The agent server also receives requests from task runners to append new logs and outputs. These go through an internal load balancer that's protected by network firewall rules.

Intermediate storage

With self-hosted storage enabled, the agent uses an intermediate DB for storing fresh run data. The latter is currently implemented via Redis.
The intermediate data are made available to respond to user queries and are periodically aggregated and flushed into the long-term store described in the next section.

Long-term storage

The agent uses a blobstore system for low cost, long-term persistance of run data. We currently support AWS S3 for this, but in the future this may be extended for equivalents in other cloud providers.

Storage zones

A "zone" is a grouping of storage servers and the associated infrastructure (buckets, etc.) for some subset of task runs. Agents are currently 1:1 to zones, but in the future, this may be extended to allow different groups of agents to share storage within a single zone so that there's less replication of this infrastructure.
Each zone is identified by a slug that is used by the API to uniquely identify the zone. Zone slugs must begin with a lower-case letter and contain only lower-case letters and digits.

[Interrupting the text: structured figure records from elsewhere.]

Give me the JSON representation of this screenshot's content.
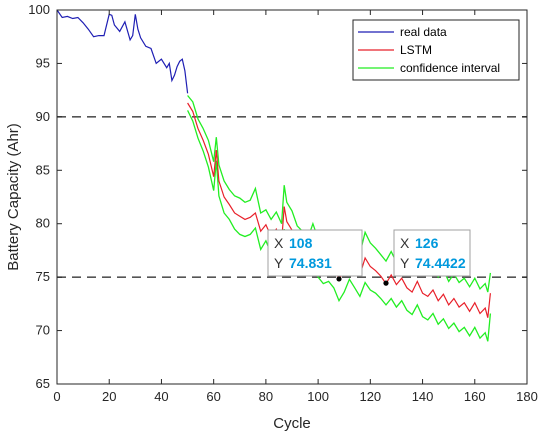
{
  "chart_data": {
    "type": "line",
    "xlabel": "Cycle",
    "ylabel": "Battery Capacity (Ahr)",
    "xlim": [
      0,
      180
    ],
    "ylim": [
      65,
      100
    ],
    "xticks": [
      0,
      20,
      40,
      60,
      80,
      100,
      120,
      140,
      160,
      180
    ],
    "yticks": [
      65,
      70,
      75,
      80,
      85,
      90,
      95,
      100
    ],
    "grid": false,
    "legend_position": "top-right",
    "colors": {
      "real": "#1f1fb4",
      "lstm": "#e8202a",
      "ci": "#22ee22",
      "threshold": "#555555",
      "tip_value": "#0099dd"
    },
    "threshold_lines": [
      90,
      75
    ],
    "series": [
      {
        "name": "real data",
        "x": [
          0,
          2,
          4,
          6,
          8,
          10,
          12,
          14,
          16,
          18,
          20,
          21,
          22,
          24,
          26,
          28,
          29,
          30,
          31,
          32,
          34,
          36,
          38,
          40,
          42,
          43,
          44,
          45,
          46,
          47,
          48,
          49,
          50
        ],
        "y": [
          100,
          99.3,
          99.4,
          99.2,
          99.3,
          98.8,
          98.2,
          97.5,
          97.6,
          97.6,
          99.6,
          99.5,
          98.6,
          98.0,
          98.9,
          97.2,
          97.6,
          99.6,
          98.2,
          97.4,
          96.6,
          96.4,
          95.0,
          95.4,
          94.6,
          95.0,
          93.4,
          93.9,
          94.7,
          95.2,
          95.4,
          94.3,
          92.2
        ]
      },
      {
        "name": "LSTM",
        "x": [
          50,
          52,
          54,
          56,
          58,
          60,
          61,
          62,
          64,
          66,
          68,
          70,
          72,
          74,
          76,
          78,
          80,
          82,
          84,
          86,
          87,
          88,
          90,
          92,
          94,
          96,
          98,
          100,
          102,
          104,
          106,
          108,
          110,
          112,
          114,
          116,
          118,
          120,
          122,
          124,
          126,
          128,
          130,
          132,
          134,
          136,
          138,
          140,
          142,
          144,
          146,
          148,
          150,
          152,
          154,
          156,
          158,
          160,
          162,
          164,
          165,
          166
        ],
        "y": [
          91.3,
          90.5,
          88.9,
          87.8,
          86.5,
          84.4,
          86.9,
          84.0,
          82.5,
          81.8,
          81.0,
          80.7,
          80.4,
          80.6,
          81.0,
          79.3,
          79.9,
          78.8,
          79.5,
          78.3,
          81.6,
          80.2,
          79.4,
          77.9,
          77.4,
          76.9,
          77.8,
          76.8,
          76.3,
          76.6,
          75.9,
          74.8,
          75.6,
          76.7,
          75.9,
          75.2,
          76.8,
          76.0,
          75.6,
          75.1,
          74.4,
          75.2,
          74.3,
          74.9,
          74.0,
          73.6,
          74.6,
          73.5,
          73.2,
          73.8,
          72.8,
          73.4,
          72.4,
          73.0,
          72.2,
          72.6,
          71.8,
          72.6,
          71.6,
          72.1,
          71.2,
          73.5
        ]
      },
      {
        "name": "confidence interval",
        "x": [
          50,
          52,
          54,
          56,
          58,
          60,
          61,
          62,
          64,
          66,
          68,
          70,
          72,
          74,
          76,
          78,
          80,
          82,
          84,
          86,
          87,
          88,
          90,
          92,
          94,
          96,
          98,
          100,
          102,
          104,
          106,
          108,
          110,
          112,
          114,
          116,
          118,
          120,
          122,
          124,
          126,
          128,
          130,
          132,
          134,
          136,
          138,
          140,
          142,
          144,
          146,
          148,
          150,
          152,
          154,
          156,
          158,
          160,
          162,
          164,
          165,
          166
        ],
        "y_upper": [
          92.0,
          91.4,
          89.8,
          88.9,
          87.8,
          85.8,
          88.1,
          85.5,
          84.0,
          83.2,
          82.6,
          82.4,
          82.0,
          82.2,
          83.3,
          81.0,
          81.3,
          80.4,
          81.1,
          80.0,
          83.6,
          82.0,
          81.2,
          79.8,
          79.3,
          78.6,
          80.0,
          78.6,
          78.1,
          78.6,
          77.8,
          76.8,
          77.6,
          78.6,
          77.8,
          77.2,
          79.2,
          78.2,
          77.7,
          77.1,
          76.5,
          77.4,
          76.4,
          77.0,
          76.1,
          75.7,
          76.8,
          75.7,
          75.4,
          76.0,
          75.0,
          75.7,
          74.6,
          75.3,
          74.5,
          74.9,
          74.1,
          74.9,
          73.9,
          74.4,
          73.6,
          75.4
        ],
        "y_lower": [
          90.6,
          89.6,
          88.0,
          86.8,
          85.3,
          83.1,
          85.9,
          82.6,
          81.0,
          80.4,
          79.5,
          79.0,
          78.8,
          79.0,
          79.6,
          77.6,
          78.4,
          77.2,
          77.9,
          76.8,
          79.5,
          78.4,
          77.6,
          76.0,
          75.5,
          75.2,
          75.7,
          75.0,
          74.4,
          74.6,
          74.0,
          72.8,
          73.6,
          74.8,
          74.0,
          73.2,
          74.5,
          73.8,
          73.5,
          73.0,
          72.4,
          73.0,
          72.2,
          72.8,
          71.9,
          71.5,
          72.4,
          71.3,
          71.0,
          71.6,
          70.6,
          71.1,
          70.2,
          70.7,
          69.9,
          70.3,
          69.5,
          70.3,
          69.3,
          69.8,
          69.0,
          71.6
        ]
      }
    ],
    "datatips": [
      {
        "x": 108,
        "y": 74.831,
        "x_label": "X",
        "y_label": "Y",
        "x_text": "108",
        "y_text": "74.831"
      },
      {
        "x": 126,
        "y": 74.4422,
        "x_label": "X",
        "y_label": "Y",
        "x_text": "126",
        "y_text": "74.4422"
      }
    ],
    "legend": [
      "real data",
      "LSTM",
      "confidence interval"
    ]
  }
}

They must also be unique for each agent installation in your account.

Setup

The setup process for self-hosted storage varies based on your agent environment and the configuration system that you're using. See the appropriate sections of the self-hosting docs for more details:
If you have an existing self-hosted agent setup, we'd advise setting up a storage-enabled one separately as opposed to doing an in-place upgrade. See the Migrating to self-hosted storage section below for more details.

Verifying

If all goes well, you should see the zone listed in your team's settings page. In addition, the zone slug will be shown next to a globe icon underneath the full name of each agent in the zone.
Logs and outputs for subsequent runs scheduled on the associated agent(s) will then be stored in your team's infrastructure. You can verify this by looking at the "Advanced" tab for a run- the zone will be listed there if the run data is not hosted in Airplane's infrastructure.
You can also use your browser's development tools to verify that requests to get logs and outputs are hitting the load balancer listed in the settings page.

Migrating to self-hosted storage

As mentioned previously, we recommend creating agents with self-hosted storage from scratch as opposed to doing in-place upgrades of existing, non-storage-enabled agents. To smoothly transition from the old agents to the new ones:
  1. Spin up your storage-enabled agents with a required label, e.g. required:storage:true. This can be configured via the agent_labels parameter for ECS Terraform, the AgentLabels parameter for ECS CloudFormation, or the airplane.agentLabels parameter in Helm
  2. Add a storage:true constraint to one or more test tasks
  3. Verify that the storage-enabled agents are working for those tasks
  4. Remove the required:storage:true label from your agent configuration and then re-apply to update the agents
  5. Bring down your old agents

Limitations

The following are the current limitations of self-hosted storage:
  1. The workflow runtime is not supported. Please continue to use regular self-hosted agents for workflow tasks, if applicable.
  2. Agents and zones are 1:1; this means that each agent needs its own load balancers, blobstore bucket, etc.
  3. Runbooks that depend on fetching the outputs of previous blocks won't work because our API no longer has access to these. Please use tasks as an alternative.
These limitations may be relaxed in the future.